Ethnically and socially diverse, Charles Village is home to everyone from college students and blue-collar workers to young families and older singles. Residents have been called "typically atypical," which makes for the unusual at times: a rusted typewriter in a local artist's front lawn or an activist gardening group that keeps tabs on unattended garden plots and tree wells. "It's not stodgy," says local resident Nancy Charlow. "That's the thing I like about the neighborhood. It doesn't take itself too seriously."
Besides its parks and the Baltimore Museum of Art, which holds the largest Matisse collection in the world, another favorite amenity of the neighborhood is the Waverly — or 32nd Avenue — Farmers Market. Held year-round, the market attracts more than 500 people every Saturday and is so busy that many vendors sell out before the five-hour market closes for the day.
Redevelopment in northern sections of Charles Village increases the diversity of retail in the area and provides a hangout for nearby Johns Hopkins students. Photo Courtesy of John Reinhardt.
The neighborhood's physical eclecticism has transcended its boundaries, and some of the brightly colored homes have become famous symbols of the entire city. Inspired by the vibrant "Painted Ladies" of San Francisco, the neighborhood created its own through a 1998 competition to spruce up surrounding homes. Representing more than just a coat of paint, the houses underscore the importance of civic activism and pride evident in Charles Village.
The existing character of the neighborhood is preserved through upkeep provided by the Charles Village Community Benefits District. And neighbors even have a say in new development. A design committee of the Charles Village Civic Association has as its sole charge the review of plans in the North Charles Village Planned Unit Development directly adjacent to Johns Hopkins University.
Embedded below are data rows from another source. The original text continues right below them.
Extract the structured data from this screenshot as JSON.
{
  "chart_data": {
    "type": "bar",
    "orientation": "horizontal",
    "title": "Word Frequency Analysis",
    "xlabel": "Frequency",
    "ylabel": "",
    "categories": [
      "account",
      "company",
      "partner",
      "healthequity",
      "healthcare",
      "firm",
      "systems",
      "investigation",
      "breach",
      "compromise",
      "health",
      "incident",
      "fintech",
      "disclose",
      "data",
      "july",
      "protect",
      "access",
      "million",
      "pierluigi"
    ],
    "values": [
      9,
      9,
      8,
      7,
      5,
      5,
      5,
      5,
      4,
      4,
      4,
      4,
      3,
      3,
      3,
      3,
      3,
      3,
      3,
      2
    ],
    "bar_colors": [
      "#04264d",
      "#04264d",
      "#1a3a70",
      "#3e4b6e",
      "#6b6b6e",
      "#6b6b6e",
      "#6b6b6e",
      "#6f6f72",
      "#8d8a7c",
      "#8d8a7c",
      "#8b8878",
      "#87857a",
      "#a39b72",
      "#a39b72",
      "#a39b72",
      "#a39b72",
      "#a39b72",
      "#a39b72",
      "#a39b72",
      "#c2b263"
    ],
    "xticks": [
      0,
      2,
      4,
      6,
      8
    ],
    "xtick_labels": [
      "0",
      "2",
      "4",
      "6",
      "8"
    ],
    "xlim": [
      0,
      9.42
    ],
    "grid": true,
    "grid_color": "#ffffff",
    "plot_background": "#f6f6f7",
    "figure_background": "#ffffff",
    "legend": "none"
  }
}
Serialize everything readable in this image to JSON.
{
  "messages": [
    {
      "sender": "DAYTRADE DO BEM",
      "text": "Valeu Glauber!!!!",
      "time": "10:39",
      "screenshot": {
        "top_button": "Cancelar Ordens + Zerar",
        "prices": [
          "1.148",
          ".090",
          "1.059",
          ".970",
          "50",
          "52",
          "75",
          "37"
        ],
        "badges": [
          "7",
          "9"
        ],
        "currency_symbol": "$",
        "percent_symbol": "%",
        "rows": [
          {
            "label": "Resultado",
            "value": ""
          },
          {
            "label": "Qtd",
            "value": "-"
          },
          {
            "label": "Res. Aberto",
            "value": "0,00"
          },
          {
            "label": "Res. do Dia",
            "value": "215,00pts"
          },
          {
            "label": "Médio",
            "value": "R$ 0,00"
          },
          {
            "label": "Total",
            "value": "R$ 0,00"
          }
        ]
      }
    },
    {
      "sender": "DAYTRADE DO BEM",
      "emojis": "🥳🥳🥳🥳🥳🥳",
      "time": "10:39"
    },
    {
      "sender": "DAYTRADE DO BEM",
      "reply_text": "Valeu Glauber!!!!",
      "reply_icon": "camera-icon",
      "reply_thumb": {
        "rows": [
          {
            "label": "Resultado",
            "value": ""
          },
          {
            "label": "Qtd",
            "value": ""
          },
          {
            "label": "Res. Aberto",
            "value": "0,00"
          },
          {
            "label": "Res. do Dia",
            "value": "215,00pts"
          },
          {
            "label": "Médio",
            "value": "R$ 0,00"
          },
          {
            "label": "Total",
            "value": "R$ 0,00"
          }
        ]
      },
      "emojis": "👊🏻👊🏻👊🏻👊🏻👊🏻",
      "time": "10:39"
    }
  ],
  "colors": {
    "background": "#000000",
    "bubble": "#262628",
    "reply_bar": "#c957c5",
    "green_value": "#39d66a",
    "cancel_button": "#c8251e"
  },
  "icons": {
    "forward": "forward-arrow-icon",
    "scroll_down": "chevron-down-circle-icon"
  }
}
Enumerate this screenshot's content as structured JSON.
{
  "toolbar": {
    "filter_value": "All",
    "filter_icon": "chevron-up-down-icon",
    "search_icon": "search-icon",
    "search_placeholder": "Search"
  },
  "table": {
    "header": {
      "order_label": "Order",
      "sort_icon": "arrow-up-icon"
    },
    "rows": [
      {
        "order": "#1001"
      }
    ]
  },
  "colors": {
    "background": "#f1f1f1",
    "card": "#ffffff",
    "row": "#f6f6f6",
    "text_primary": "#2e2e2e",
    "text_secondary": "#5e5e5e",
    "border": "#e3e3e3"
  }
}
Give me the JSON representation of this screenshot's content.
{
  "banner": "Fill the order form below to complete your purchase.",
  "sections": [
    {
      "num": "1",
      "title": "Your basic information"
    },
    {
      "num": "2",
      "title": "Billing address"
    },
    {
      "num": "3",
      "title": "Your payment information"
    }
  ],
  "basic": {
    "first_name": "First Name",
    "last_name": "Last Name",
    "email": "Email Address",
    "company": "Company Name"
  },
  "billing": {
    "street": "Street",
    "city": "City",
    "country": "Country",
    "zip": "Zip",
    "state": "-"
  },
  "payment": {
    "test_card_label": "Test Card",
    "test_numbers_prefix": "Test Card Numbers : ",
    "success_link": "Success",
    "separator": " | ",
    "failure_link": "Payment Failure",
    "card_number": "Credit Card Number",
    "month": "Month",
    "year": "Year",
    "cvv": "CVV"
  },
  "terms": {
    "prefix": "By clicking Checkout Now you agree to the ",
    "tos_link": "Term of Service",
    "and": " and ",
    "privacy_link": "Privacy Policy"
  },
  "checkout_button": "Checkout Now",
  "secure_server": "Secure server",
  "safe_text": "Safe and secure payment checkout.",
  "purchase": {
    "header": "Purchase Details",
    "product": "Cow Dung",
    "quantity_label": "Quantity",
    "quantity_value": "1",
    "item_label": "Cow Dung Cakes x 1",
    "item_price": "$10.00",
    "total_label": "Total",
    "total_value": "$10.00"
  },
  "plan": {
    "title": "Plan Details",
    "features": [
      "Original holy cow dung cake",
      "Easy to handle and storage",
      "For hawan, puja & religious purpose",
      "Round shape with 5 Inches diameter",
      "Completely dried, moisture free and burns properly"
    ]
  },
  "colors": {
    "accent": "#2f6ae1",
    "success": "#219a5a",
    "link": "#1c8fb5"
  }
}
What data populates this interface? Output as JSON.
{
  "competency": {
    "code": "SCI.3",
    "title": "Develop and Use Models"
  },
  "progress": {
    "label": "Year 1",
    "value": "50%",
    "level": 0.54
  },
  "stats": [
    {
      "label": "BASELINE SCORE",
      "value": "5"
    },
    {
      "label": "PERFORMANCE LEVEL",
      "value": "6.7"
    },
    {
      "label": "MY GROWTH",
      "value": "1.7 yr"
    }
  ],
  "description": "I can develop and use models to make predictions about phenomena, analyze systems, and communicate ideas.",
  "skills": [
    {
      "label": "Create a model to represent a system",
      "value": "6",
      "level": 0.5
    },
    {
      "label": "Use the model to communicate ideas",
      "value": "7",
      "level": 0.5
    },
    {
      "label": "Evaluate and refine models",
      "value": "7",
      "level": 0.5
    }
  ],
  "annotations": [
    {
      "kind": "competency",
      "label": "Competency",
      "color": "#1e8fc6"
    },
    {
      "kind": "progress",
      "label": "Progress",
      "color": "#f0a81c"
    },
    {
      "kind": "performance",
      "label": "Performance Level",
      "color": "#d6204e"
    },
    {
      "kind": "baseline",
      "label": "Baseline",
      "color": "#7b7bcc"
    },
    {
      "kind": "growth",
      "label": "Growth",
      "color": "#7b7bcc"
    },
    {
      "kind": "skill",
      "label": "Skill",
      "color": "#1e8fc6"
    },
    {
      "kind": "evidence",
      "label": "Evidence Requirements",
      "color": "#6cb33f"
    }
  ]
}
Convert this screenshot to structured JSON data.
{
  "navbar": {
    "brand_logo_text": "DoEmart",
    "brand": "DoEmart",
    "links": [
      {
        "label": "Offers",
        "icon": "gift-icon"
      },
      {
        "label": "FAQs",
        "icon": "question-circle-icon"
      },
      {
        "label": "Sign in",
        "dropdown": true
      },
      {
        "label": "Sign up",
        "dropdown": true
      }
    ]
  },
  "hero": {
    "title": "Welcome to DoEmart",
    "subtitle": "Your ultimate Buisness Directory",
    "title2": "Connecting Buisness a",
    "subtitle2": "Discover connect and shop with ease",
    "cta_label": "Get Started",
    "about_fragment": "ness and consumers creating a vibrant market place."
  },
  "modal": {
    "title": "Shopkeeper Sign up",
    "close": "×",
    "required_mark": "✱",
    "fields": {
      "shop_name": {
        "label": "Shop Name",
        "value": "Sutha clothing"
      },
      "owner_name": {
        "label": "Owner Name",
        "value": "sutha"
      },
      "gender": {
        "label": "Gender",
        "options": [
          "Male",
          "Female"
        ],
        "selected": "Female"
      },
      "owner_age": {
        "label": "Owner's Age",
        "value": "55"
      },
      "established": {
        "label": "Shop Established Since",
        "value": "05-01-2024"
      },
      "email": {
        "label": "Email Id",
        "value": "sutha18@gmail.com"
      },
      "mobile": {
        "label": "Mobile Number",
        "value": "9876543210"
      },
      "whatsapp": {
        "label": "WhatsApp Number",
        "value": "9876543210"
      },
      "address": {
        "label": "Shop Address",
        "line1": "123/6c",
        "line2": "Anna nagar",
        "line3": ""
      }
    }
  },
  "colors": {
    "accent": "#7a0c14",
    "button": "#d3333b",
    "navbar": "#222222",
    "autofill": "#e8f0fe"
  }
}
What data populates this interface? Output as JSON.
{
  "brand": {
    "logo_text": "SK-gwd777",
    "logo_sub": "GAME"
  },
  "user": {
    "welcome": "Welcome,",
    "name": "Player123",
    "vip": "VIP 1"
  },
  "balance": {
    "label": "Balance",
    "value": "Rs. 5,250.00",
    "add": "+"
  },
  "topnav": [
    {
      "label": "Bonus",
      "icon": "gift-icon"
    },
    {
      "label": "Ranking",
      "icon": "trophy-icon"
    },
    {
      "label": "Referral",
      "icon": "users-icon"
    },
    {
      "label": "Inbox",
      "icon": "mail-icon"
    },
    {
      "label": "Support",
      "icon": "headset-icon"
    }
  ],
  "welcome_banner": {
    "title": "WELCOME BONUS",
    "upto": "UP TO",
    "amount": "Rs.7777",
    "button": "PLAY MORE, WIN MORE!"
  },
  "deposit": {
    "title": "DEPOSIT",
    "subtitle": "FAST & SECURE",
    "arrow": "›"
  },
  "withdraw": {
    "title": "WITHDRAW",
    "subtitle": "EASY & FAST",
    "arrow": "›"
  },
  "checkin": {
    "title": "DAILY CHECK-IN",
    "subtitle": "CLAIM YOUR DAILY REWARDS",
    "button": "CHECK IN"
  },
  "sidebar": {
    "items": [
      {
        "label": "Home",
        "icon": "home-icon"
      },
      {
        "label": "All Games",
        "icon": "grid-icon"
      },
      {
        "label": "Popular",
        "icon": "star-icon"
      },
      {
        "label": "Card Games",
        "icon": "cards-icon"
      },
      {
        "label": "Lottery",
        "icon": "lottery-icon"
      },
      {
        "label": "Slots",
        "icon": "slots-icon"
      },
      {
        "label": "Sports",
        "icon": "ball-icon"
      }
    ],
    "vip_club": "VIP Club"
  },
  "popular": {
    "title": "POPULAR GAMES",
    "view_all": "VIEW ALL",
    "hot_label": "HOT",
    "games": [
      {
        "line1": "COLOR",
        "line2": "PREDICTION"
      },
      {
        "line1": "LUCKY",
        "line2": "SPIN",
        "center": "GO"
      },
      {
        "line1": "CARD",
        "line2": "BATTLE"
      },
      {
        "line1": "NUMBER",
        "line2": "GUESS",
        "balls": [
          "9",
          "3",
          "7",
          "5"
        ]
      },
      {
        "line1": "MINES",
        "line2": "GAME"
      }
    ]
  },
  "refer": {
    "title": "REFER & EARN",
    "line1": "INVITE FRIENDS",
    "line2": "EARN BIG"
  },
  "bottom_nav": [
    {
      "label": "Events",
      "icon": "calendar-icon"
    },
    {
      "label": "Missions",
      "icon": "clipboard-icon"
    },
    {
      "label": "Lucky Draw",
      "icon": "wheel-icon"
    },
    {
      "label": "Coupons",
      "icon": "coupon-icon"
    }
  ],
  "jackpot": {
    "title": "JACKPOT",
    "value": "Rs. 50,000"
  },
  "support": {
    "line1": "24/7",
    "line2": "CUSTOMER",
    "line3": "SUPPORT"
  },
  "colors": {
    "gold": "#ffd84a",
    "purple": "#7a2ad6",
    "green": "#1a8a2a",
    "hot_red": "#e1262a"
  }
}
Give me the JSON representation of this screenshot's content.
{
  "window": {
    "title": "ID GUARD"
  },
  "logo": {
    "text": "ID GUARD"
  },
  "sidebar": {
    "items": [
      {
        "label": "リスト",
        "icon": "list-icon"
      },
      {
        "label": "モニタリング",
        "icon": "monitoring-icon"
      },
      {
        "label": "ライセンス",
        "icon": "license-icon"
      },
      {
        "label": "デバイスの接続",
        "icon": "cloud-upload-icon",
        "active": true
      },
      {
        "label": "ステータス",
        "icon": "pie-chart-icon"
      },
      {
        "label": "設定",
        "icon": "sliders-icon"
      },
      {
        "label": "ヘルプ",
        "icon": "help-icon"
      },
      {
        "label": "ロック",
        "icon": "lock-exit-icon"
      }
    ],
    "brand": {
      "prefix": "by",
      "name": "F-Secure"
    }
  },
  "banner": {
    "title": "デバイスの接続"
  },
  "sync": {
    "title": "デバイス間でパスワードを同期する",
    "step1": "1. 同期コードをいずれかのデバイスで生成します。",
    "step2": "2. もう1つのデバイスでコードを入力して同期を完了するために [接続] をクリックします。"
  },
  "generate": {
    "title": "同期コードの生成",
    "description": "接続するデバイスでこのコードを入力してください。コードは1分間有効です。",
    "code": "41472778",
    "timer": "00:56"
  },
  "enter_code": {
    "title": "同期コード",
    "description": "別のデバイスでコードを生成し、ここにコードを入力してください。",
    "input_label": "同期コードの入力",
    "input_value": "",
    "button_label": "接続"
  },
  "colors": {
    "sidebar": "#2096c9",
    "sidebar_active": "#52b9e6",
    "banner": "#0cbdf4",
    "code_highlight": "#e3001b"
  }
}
As the benefits district has matured since its inception nearly 15 years ago, some residents argue that the district is no longer needed. "One of the things that brought the community together was this benefits district," says local resident Kent Waters. "As long as people are interested and actually take positions, then you've got a community rather than just a place to live."
This neighborhood was first developed as a streetcar suburb in the early 20th century. Photo Courtesy of Campbell McLean.